Le boom du logement est terminé alors que les ventes de maisons neuves tombent au plus bas de la pandémie

Les ventes de maisons neuves ont chuté en juin au plus bas niveau depuis les premiers jours de la pandémie de coronavirus en avril 2020, selon les données publiées par le US Census Bureau lundi.

Les ventes de maisons unifamiliales neuves sont tombées à un taux annualisé de 676.000, 6,6% en dessous du taux de mai de 724.000 et 19,4% en dessous du niveau de juin 2020 de 839.000. Les analystes s’attendaient à ce que les ventes de maisons neuves augmentent de 3,4% en juin.

Après une année d’achats frénétiques et de hausses de prix à deux chiffres, les maisons nouvellement construites sont désormais hors de portée pour une grande partie de la demande qui reste sur le marché.

Le prix médian d’une maison nouvellement construite en juin n’a augmenté que de 6 % par rapport à juin 2020, et bien qu’il s’agisse d’un gain important historiquement, ce n’est rien par rapport aux gains annuels de 15 à 20 % observés au cours des mois précédents.

La plupart des achats de maisons se font sur le marché haut de gamme, et les constructeurs ne peuvent pas se permettre de construire des maisons abordables en raison des coûts de construction qui montent en flèche.

Le bois d’œuvre résineux, en particulier, a augmenté de plus de 300 % pendant la pandémie, et bien qu’il ait considérablement diminué le mois dernier, il est toujours d’environ 75 % supérieur à sa moyenne de 2019. Les autres produits du bois d’œuvre sont encore nettement plus chers.

« Nous savons également qu’il existe des pénuries d’appareils électroménagers, de main-d’œuvre et de lots abordables », a noté Peter Boockvar, directeur des investissements au Bleakley Advisory Group. « La modération des ventes de maisons est probablement une combinaison du choc des autocollants et du ralentissement de la capacité des constructeurs à terminer les maisons en raison de divers retards. »

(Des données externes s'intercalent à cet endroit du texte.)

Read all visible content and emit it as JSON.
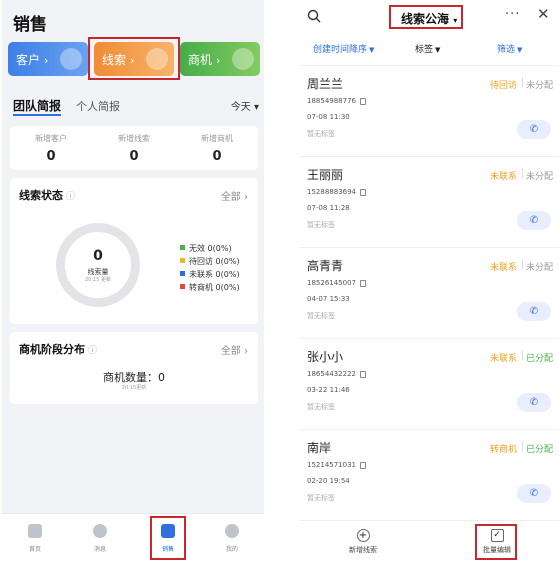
{
  "left": {
    "title": "销售",
    "cards": [
      {
        "label": "客户",
        "arrow": "›"
      },
      {
        "label": "线索",
        "arrow": "›"
      },
      {
        "label": "商机",
        "arrow": "›"
      }
    ],
    "tabs": {
      "team": "团队简报",
      "personal": "个人简报",
      "period": "今天"
    },
    "stats": [
      {
        "label": "新增客户",
        "value": "0"
      },
      {
        "label": "新增线索",
        "value": "0"
      },
      {
        "label": "新增商机",
        "value": "0"
      }
    ],
    "lead_status": {
      "title": "线索状态",
      "all": "全部 ›",
      "total_value": "0",
      "total_label": "线索量",
      "updated": "20:15 更新",
      "legend": [
        {
          "label": "无效",
          "value": "0(0%)",
          "color": "#4caf50"
        },
        {
          "label": "待回访",
          "value": "0(0%)",
          "color": "#f5b623"
        },
        {
          "label": "未联系",
          "value": "0(0%)",
          "color": "#2f6fe0"
        },
        {
          "label": "转商机",
          "value": "0(0%)",
          "color": "#e5483e"
        }
      ]
    },
    "stage": {
      "title": "商机阶段分布",
      "all": "全部 ›",
      "count_text": "商机数量：0",
      "updated": "20:15更新"
    },
    "nav": [
      {
        "label": "首页"
      },
      {
        "label": "消息"
      },
      {
        "label": "销售"
      },
      {
        "label": "我的"
      }
    ]
  },
  "right": {
    "title": "线索公海",
    "filters": [
      {
        "label": "创建时间降序",
        "color": "#2f6fe0"
      },
      {
        "label": "标签",
        "color": "#222222"
      },
      {
        "label": "筛选",
        "color": "#2f6fe0"
      }
    ],
    "leads": [
      {
        "name": "周兰兰",
        "status": "待回访",
        "status_color": "#f0a020",
        "assign": "未分配",
        "assign_color": "#999999",
        "phone": "18854988776",
        "time": "07-08 11:30",
        "tag": "暂无标签"
      },
      {
        "name": "王丽丽",
        "status": "未联系",
        "status_color": "#f0a020",
        "assign": "未分配",
        "assign_color": "#999999",
        "phone": "15288883694",
        "time": "07-08 11:28",
        "tag": "暂无标签"
      },
      {
        "name": "高青青",
        "status": "未联系",
        "status_color": "#f0a020",
        "assign": "未分配",
        "assign_color": "#999999",
        "phone": "18526145007",
        "time": "04-07 15:33",
        "tag": "暂无标签"
      },
      {
        "name": "张小小",
        "status": "未联系",
        "status_color": "#f0a020",
        "assign": "已分配",
        "assign_color": "#4caf50",
        "phone": "18654432222",
        "time": "03-22 11:46",
        "tag": "暂无标签"
      },
      {
        "name": "南岸",
        "status": "转商机",
        "status_color": "#f0a020",
        "assign": "已分配",
        "assign_color": "#4caf50",
        "phone": "15214571031",
        "time": "02-20 19:54",
        "tag": "暂无标签"
      }
    ],
    "bottom": [
      {
        "label": "新增线索"
      },
      {
        "label": "批量编辑"
      }
    ]
  }
}
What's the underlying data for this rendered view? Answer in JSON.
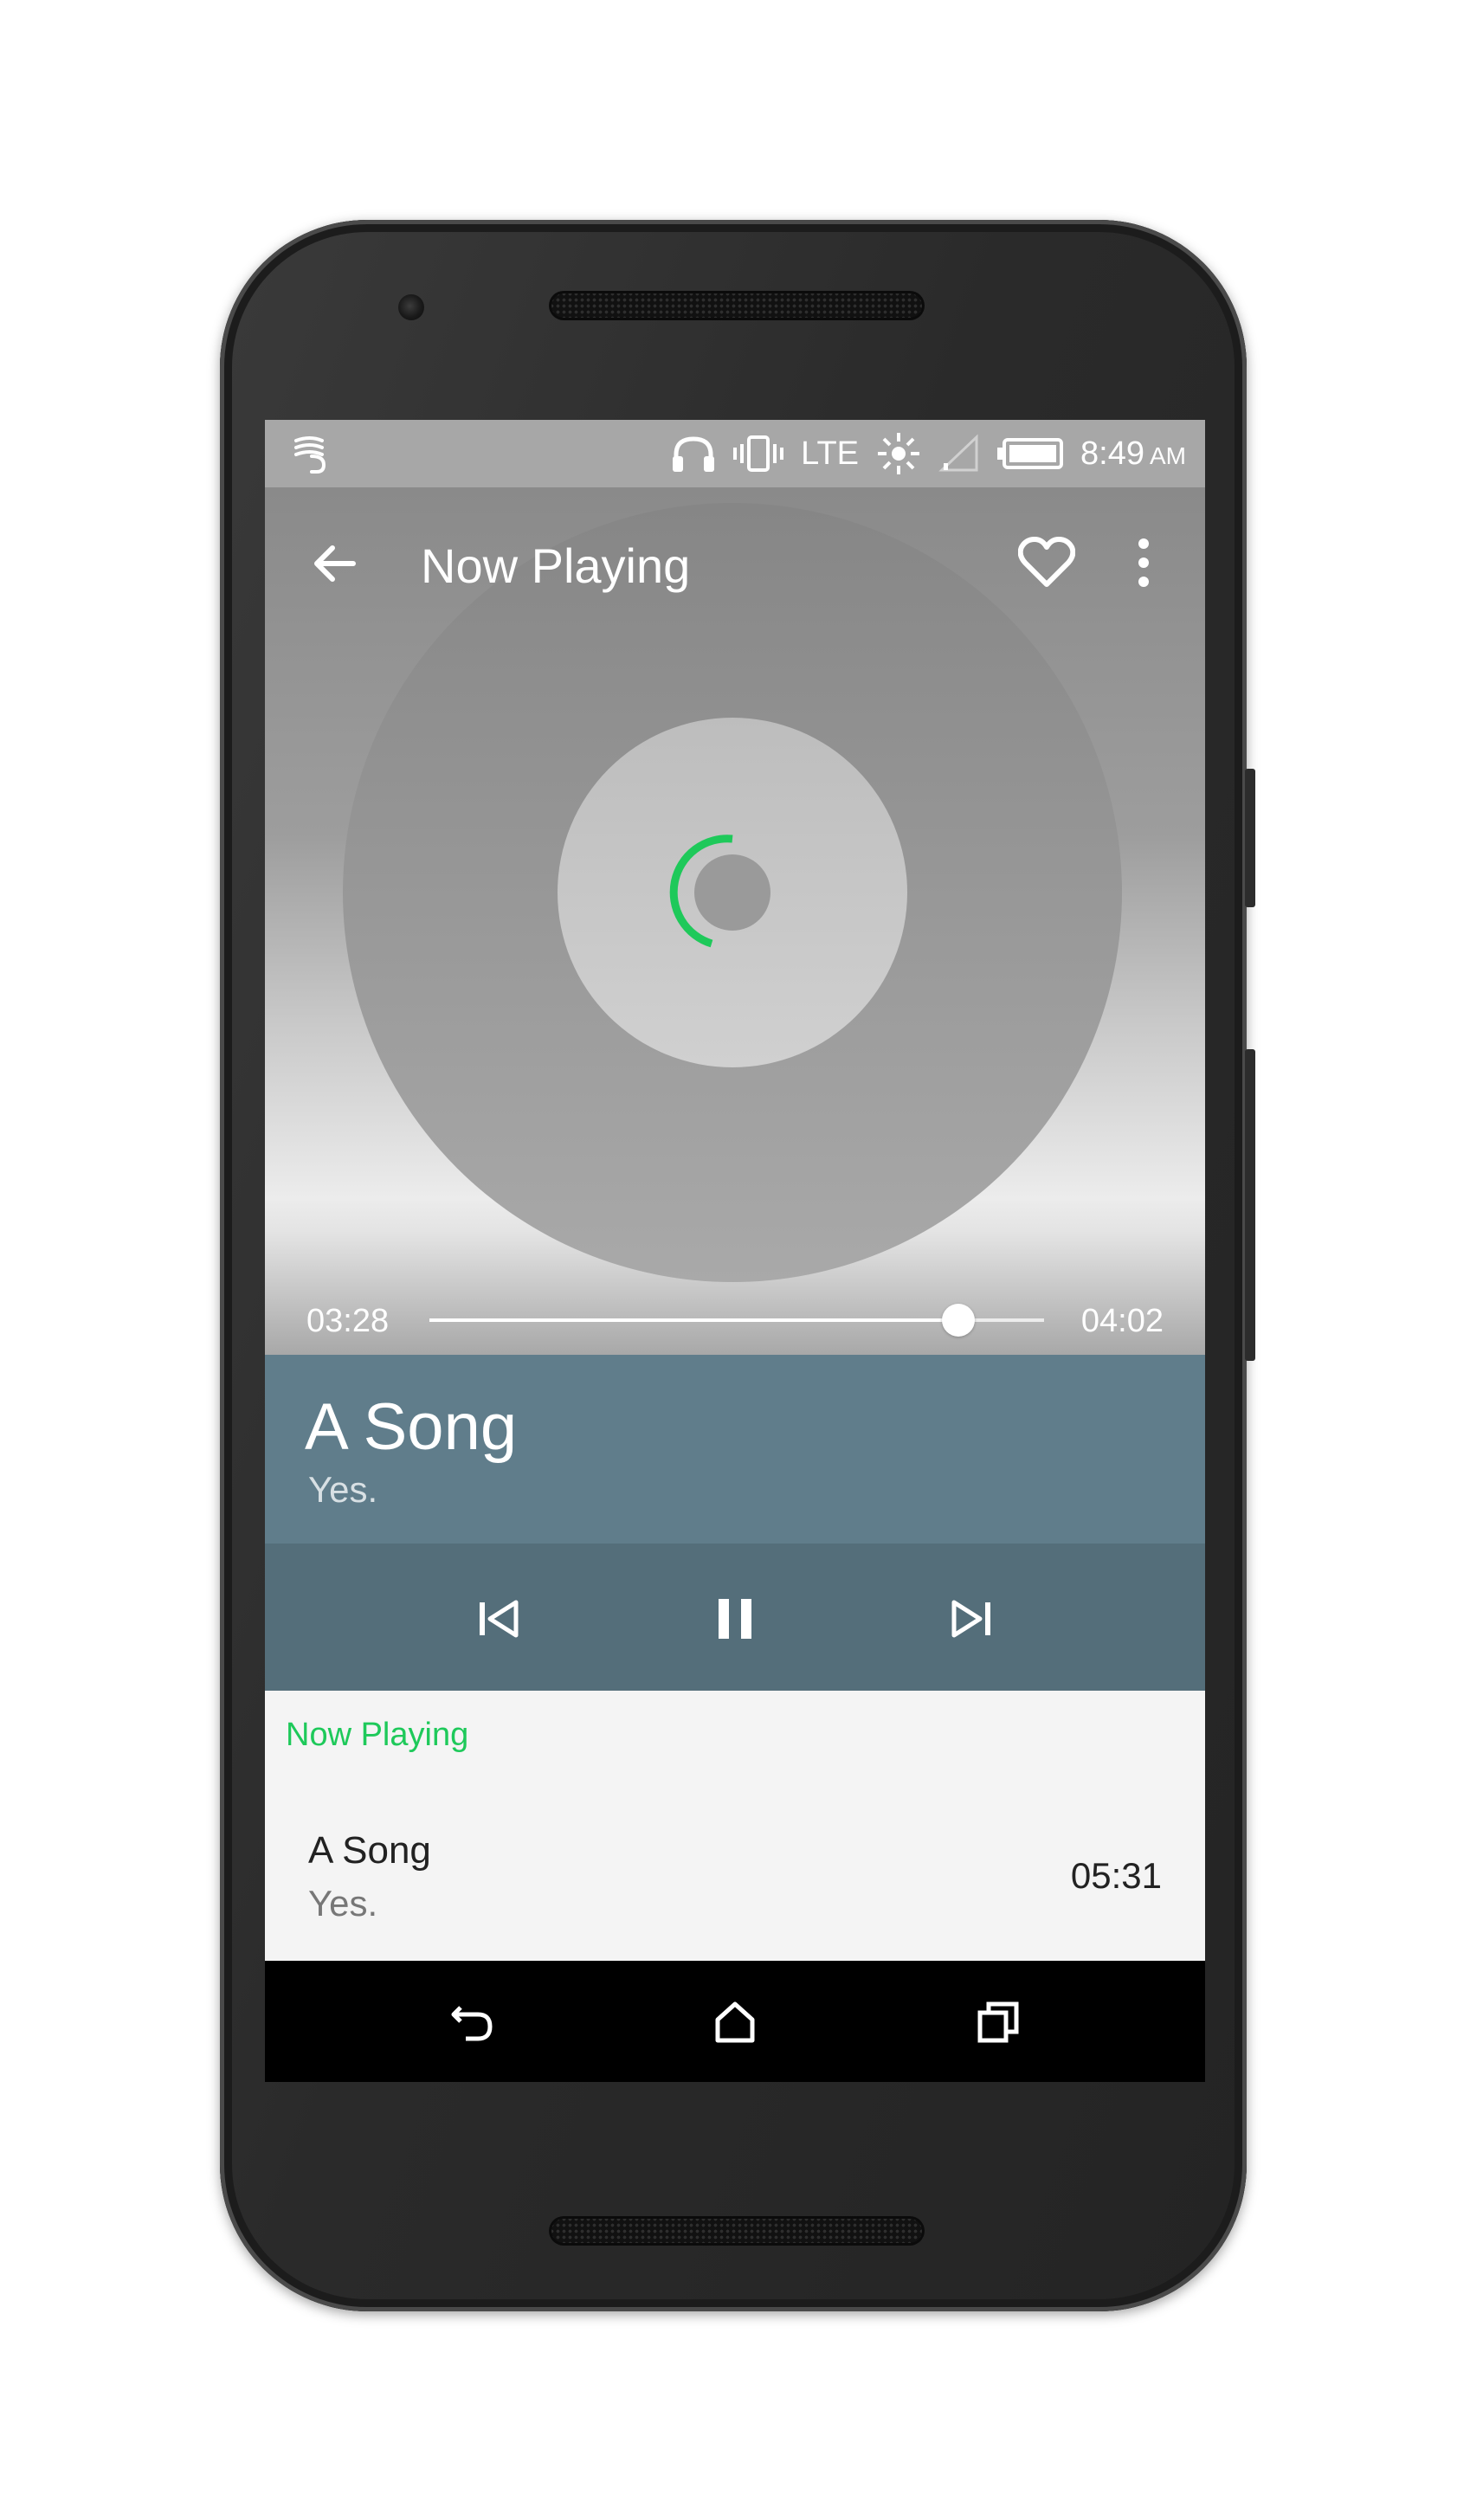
{
  "status_bar": {
    "network_label": "LTE",
    "time": "8:49",
    "ampm": "AM",
    "icons": [
      "wifi-assistant-icon",
      "headphones-icon",
      "vibrate-icon",
      "brightness-icon",
      "signal-icon",
      "battery-icon"
    ]
  },
  "toolbar": {
    "title": "Now Playing",
    "icons": [
      "back-arrow-icon",
      "heart-icon",
      "more-vert-icon"
    ]
  },
  "player": {
    "elapsed": "03:28",
    "total": "04:02",
    "progress": 0.86,
    "loading_indicator_color": "#1ec95a"
  },
  "now_playing": {
    "title": "A Song",
    "artist": "Yes."
  },
  "controls": {
    "icons": [
      "skip-previous-icon",
      "pause-icon",
      "skip-next-icon"
    ]
  },
  "queue": {
    "section_label": "Now Playing",
    "items": [
      {
        "title": "A Song",
        "artist": "Yes.",
        "duration": "05:31"
      }
    ]
  },
  "nav_bar": {
    "icons": [
      "back-icon",
      "home-icon",
      "recents-icon"
    ]
  },
  "colors": {
    "accent": "#1ec95a",
    "info_panel": "#607d8b",
    "controls_panel": "#546e7a"
  }
}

Le stock de maisons neuves à vendre est passé d’une offre de 5,5 mois en mai à une offre de 6,3 mois en juin. L’automne dernier, il se situait à un creux de seulement 3,5 mois. En juin, le nombre de maisons à vendre qui n’avaient pas encore été mises en chantier a atteint un niveau record.

« Les comparaisons annuelles deviendront encore plus difficiles dans les mois à venir, car c’est à la même époque l’année dernière que le marché a commencé à monter en flèche et à atteindre des sommets jamais vus depuis avant la Grande Récession », a écrit l’économiste de Zillow, Matthew Speakman, dans un communiqué.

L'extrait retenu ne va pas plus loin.